João
Bosco Botelho
Não
há dúvida da universalidade da crença do mau-olhado. Luís da Câmara Cascudo, no
seu extraordinário Dicionário do Folclore
Brasileiro, sustenta sua antiguidade e presença nos cinco continentes.
O
grande mestre da mitologia grega, Junito Brandão, assinalou a origem pré-olímpica
do mau-olhado, explicando as mudanças na transição greco-romana para absorver a
concepção helenística predominante nos países cristãos. Na mitologia grega, a imortal
Medusa, com a cabeça coberta de serpentes, possuía olhos com excepcional brilho
e o olhar maligno que transformava em pedra quem ousasse fixá-los.
Carlo
Ginzburg interpretou do modo magistral os cultos agrários, no século 17, em uma
sociedade camponesa italiana. A crença no mau-olhado era comum naquela
comunidade e o tratamento só obtinha sucesso se realizado por alguém com poderes
especiais: o benandanti ou andarilho do bem. Em um dos processos
do Santo Oficio, para punir o benandanti, no depoimento de um
dos acusados, está claro o entendimento do mau-olhado: O que significa, pergunta o
inquisidor, ter mau-olhado? E a jovem explica: nós dizemos que têm mau-olhado
as mulheres que secam o leite das mulheres que amamentam e são também bruxas
que comem as crianças.
As
compreensões do mau-olhado são semelhantes e recebem nomes de significâncias próximas:
olho de seca pimenteira, malocchio, evil eye, bose blick, mal de
ojo, olho grande e olho gordo.
Os
relatos mantêm similitudes: a pessoa atingida pelo mau‑olhado sente, imediatamente
ou após algumas horas, apatia generalizada, dores no corpo e na cabeça, alterações
na digestão, inapetência, irritação e desânimo. Quando o alvo é criança, as
consequências são mais intensas, podendo incluir: sonolência profunda, olhos
encovados e moleiras afundadas.
O
mau-olhado é reconhecido como uma das doenças que devem ser tratadas pelos
curadores populares.

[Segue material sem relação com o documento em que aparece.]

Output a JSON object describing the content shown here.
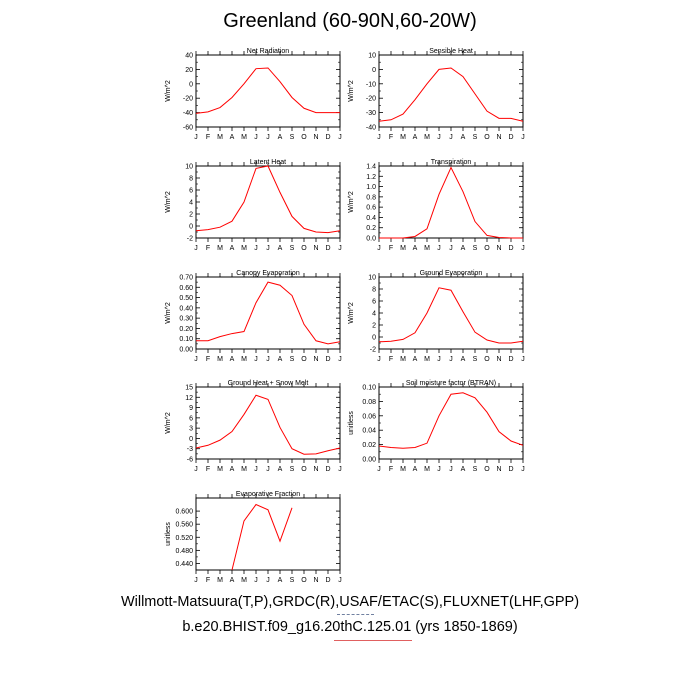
{
  "page": {
    "title": "Greenland (60-90N,60-20W)",
    "footer_line1": "Willmott-Matsuura(T,P),GRDC(R),USAF/ETAC(S),FLUXNET(LHF,GPP)",
    "footer_line2": "b.e20.BHIST.f09_g16.20thC.125.01 (yrs 1850-1869)",
    "line_color": "#ff0000"
  },
  "chart_data": [
    {
      "type": "line",
      "title": "Net Radiation",
      "ylabel": "W/m^2",
      "categories": [
        "J",
        "F",
        "M",
        "A",
        "M",
        "J",
        "J",
        "A",
        "S",
        "O",
        "N",
        "D",
        "J"
      ],
      "ylim": [
        -60,
        40
      ],
      "yticks": [
        -60,
        -40,
        -20,
        0,
        20,
        40
      ],
      "ytick_labels": [
        "-60",
        "-40",
        "-20",
        "0",
        "20",
        "40"
      ],
      "values": [
        -41,
        -39,
        -33,
        -19,
        0,
        21,
        22,
        3,
        -19,
        -34,
        -40,
        -40,
        -40
      ]
    },
    {
      "type": "line",
      "title": "Sensible Heat",
      "ylabel": "W/m^2",
      "categories": [
        "J",
        "F",
        "M",
        "A",
        "M",
        "J",
        "J",
        "A",
        "S",
        "O",
        "N",
        "D",
        "J"
      ],
      "ylim": [
        -40,
        10
      ],
      "yticks": [
        -40,
        -30,
        -20,
        -10,
        0,
        10
      ],
      "ytick_labels": [
        "-40",
        "-30",
        "-20",
        "-10",
        "0",
        "10"
      ],
      "values": [
        -36,
        -35,
        -31,
        -21,
        -10,
        0,
        1,
        -5,
        -17,
        -29,
        -34,
        -34,
        -36
      ]
    },
    {
      "type": "line",
      "title": "Latent Heat",
      "ylabel": "W/m^2",
      "categories": [
        "J",
        "F",
        "M",
        "A",
        "M",
        "J",
        "J",
        "A",
        "S",
        "O",
        "N",
        "D",
        "J"
      ],
      "ylim": [
        -2,
        10
      ],
      "yticks": [
        -2,
        0,
        2,
        4,
        6,
        8,
        10
      ],
      "ytick_labels": [
        "-2",
        "0",
        "2",
        "4",
        "6",
        "8",
        "10"
      ],
      "values": [
        -0.8,
        -0.6,
        -0.2,
        0.8,
        4.0,
        9.6,
        10.0,
        5.6,
        1.6,
        -0.4,
        -1.0,
        -1.1,
        -0.8
      ]
    },
    {
      "type": "line",
      "title": "Transpiration",
      "ylabel": "W/m^2",
      "categories": [
        "J",
        "F",
        "M",
        "A",
        "M",
        "J",
        "J",
        "A",
        "S",
        "O",
        "N",
        "D",
        "J"
      ],
      "ylim": [
        0,
        1.4
      ],
      "yticks": [
        0,
        0.2,
        0.4,
        0.6,
        0.8,
        1.0,
        1.2,
        1.4
      ],
      "ytick_labels": [
        "0.0",
        "0.2",
        "0.4",
        "0.6",
        "0.8",
        "1.0",
        "1.2",
        "1.4"
      ],
      "values": [
        0.0,
        0.0,
        0.0,
        0.03,
        0.18,
        0.85,
        1.37,
        0.9,
        0.32,
        0.05,
        0.01,
        0.0,
        0.0
      ]
    },
    {
      "type": "line",
      "title": "Canopy Evaporation",
      "ylabel": "W/m^2",
      "categories": [
        "J",
        "F",
        "M",
        "A",
        "M",
        "J",
        "J",
        "A",
        "S",
        "O",
        "N",
        "D",
        "J"
      ],
      "ylim": [
        0,
        0.7
      ],
      "yticks": [
        0,
        0.1,
        0.2,
        0.3,
        0.4,
        0.5,
        0.6,
        0.7
      ],
      "ytick_labels": [
        "0.00",
        "0.10",
        "0.20",
        "0.30",
        "0.40",
        "0.50",
        "0.60",
        "0.70"
      ],
      "values": [
        0.08,
        0.08,
        0.12,
        0.15,
        0.17,
        0.45,
        0.65,
        0.62,
        0.52,
        0.24,
        0.08,
        0.05,
        0.07
      ]
    },
    {
      "type": "line",
      "title": "Ground Evaporation",
      "ylabel": "W/m^2",
      "categories": [
        "J",
        "F",
        "M",
        "A",
        "M",
        "J",
        "J",
        "A",
        "S",
        "O",
        "N",
        "D",
        "J"
      ],
      "ylim": [
        -2,
        10
      ],
      "yticks": [
        -2,
        0,
        2,
        4,
        6,
        8,
        10
      ],
      "ytick_labels": [
        "-2",
        "0",
        "2",
        "4",
        "6",
        "8",
        "10"
      ],
      "values": [
        -0.8,
        -0.7,
        -0.4,
        0.7,
        4.0,
        8.2,
        7.8,
        4.2,
        0.8,
        -0.5,
        -1.0,
        -1.0,
        -0.7
      ]
    },
    {
      "type": "line",
      "title": "Ground Heat + Snow Melt",
      "ylabel": "W/m^2",
      "categories": [
        "J",
        "F",
        "M",
        "A",
        "M",
        "J",
        "J",
        "A",
        "S",
        "O",
        "N",
        "D",
        "J"
      ],
      "ylim": [
        -6,
        15
      ],
      "yticks": [
        -6,
        -3,
        0,
        3,
        6,
        9,
        12,
        15
      ],
      "ytick_labels": [
        "-6",
        "-3",
        "0",
        "3",
        "6",
        "9",
        "12",
        "15"
      ],
      "values": [
        -2.8,
        -2.0,
        -0.5,
        2.0,
        7.0,
        12.6,
        11.4,
        3.2,
        -3.0,
        -4.6,
        -4.5,
        -3.6,
        -2.8
      ]
    },
    {
      "type": "line",
      "title": "Soil moisture factor (BTRAN)",
      "ylabel": "unitless",
      "categories": [
        "J",
        "F",
        "M",
        "A",
        "M",
        "J",
        "J",
        "A",
        "S",
        "O",
        "N",
        "D",
        "J"
      ],
      "ylim": [
        0,
        0.1
      ],
      "yticks": [
        0,
        0.02,
        0.04,
        0.06,
        0.08,
        0.1
      ],
      "ytick_labels": [
        "0.00",
        "0.02",
        "0.04",
        "0.06",
        "0.08",
        "0.10"
      ],
      "values": [
        0.018,
        0.016,
        0.015,
        0.016,
        0.022,
        0.06,
        0.09,
        0.092,
        0.085,
        0.065,
        0.038,
        0.025,
        0.019
      ]
    },
    {
      "type": "line",
      "title": "Evaporative Fraction",
      "ylabel": "unitless",
      "categories": [
        "J",
        "F",
        "M",
        "A",
        "M",
        "J",
        "J",
        "A",
        "S",
        "O",
        "N",
        "D",
        "J"
      ],
      "ylim": [
        0.42,
        0.64
      ],
      "yticks": [
        0.44,
        0.48,
        0.52,
        0.56,
        0.6
      ],
      "ytick_labels": [
        "0.440",
        "0.480",
        "0.520",
        "0.560",
        "0.600"
      ],
      "values": [
        null,
        null,
        null,
        0.42,
        0.57,
        0.62,
        0.604,
        0.508,
        0.61,
        null,
        null,
        null,
        null
      ]
    }
  ]
}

Em algumas regiões brasileiras, o ritual de cura continua
sendo realizado com a ajuda de um ramo de arruda ou erva doce tirado do galho,
semelhante ao registro de Luiz Edmundo, no Rio de Janeiro, no século 18:
Todo mal que nesse
corpo entrou,
Ar de névoa, ar de
cinza,
Ar de galinha choca, ar
de cisco,
Ar de vivo em pecado,
Ar de morto
excomungado,
Ar de todo o
mau-olhado,
Seja desse corpo
apartado,
Deus te desacanhe de
quem te acanhou,
Deus te desinveje de
quem te invejou.
De
modo geral, o malefício do mau-olhado não é reconhecido pelos médicos. Contudo,
a ciência não consegue explicar o maior paradoxo das práticas médicas: em qual
dimensão da matéria viva o “normal” se transformaria em “doença”. Se é que,
realmente, existe a doença como a medicina concebe. Desse modo, a explicação da
veracidade do mau-olhado poderia estar numa dimensão ainda desconhecida dos
corpos. Dessa forma, a medicina não tem respostas para todas as perguntas. Os médicos
observam no cotidiano, que certos doentes portadores de determinados cânceres, que
evoluem favoravelmente ao tratamento, ao tomarem conhecimento da gravidade da
própria doença, inexplicavelmente, pioram e acabam morrendo rápido. Ao contrário,
outros que sabem da doença e lutam para viver, acabam superando os índices das
estatísticas de sobrevivência.
O
conhecimento historicamente acumulado insiste, há milhares de anos, na
veracidade do mau-olhado sugerindo que as emoções, ainda pouco compreendidas
pela medicina, interferem no rumo de certas doenças e na saúde das pessoas.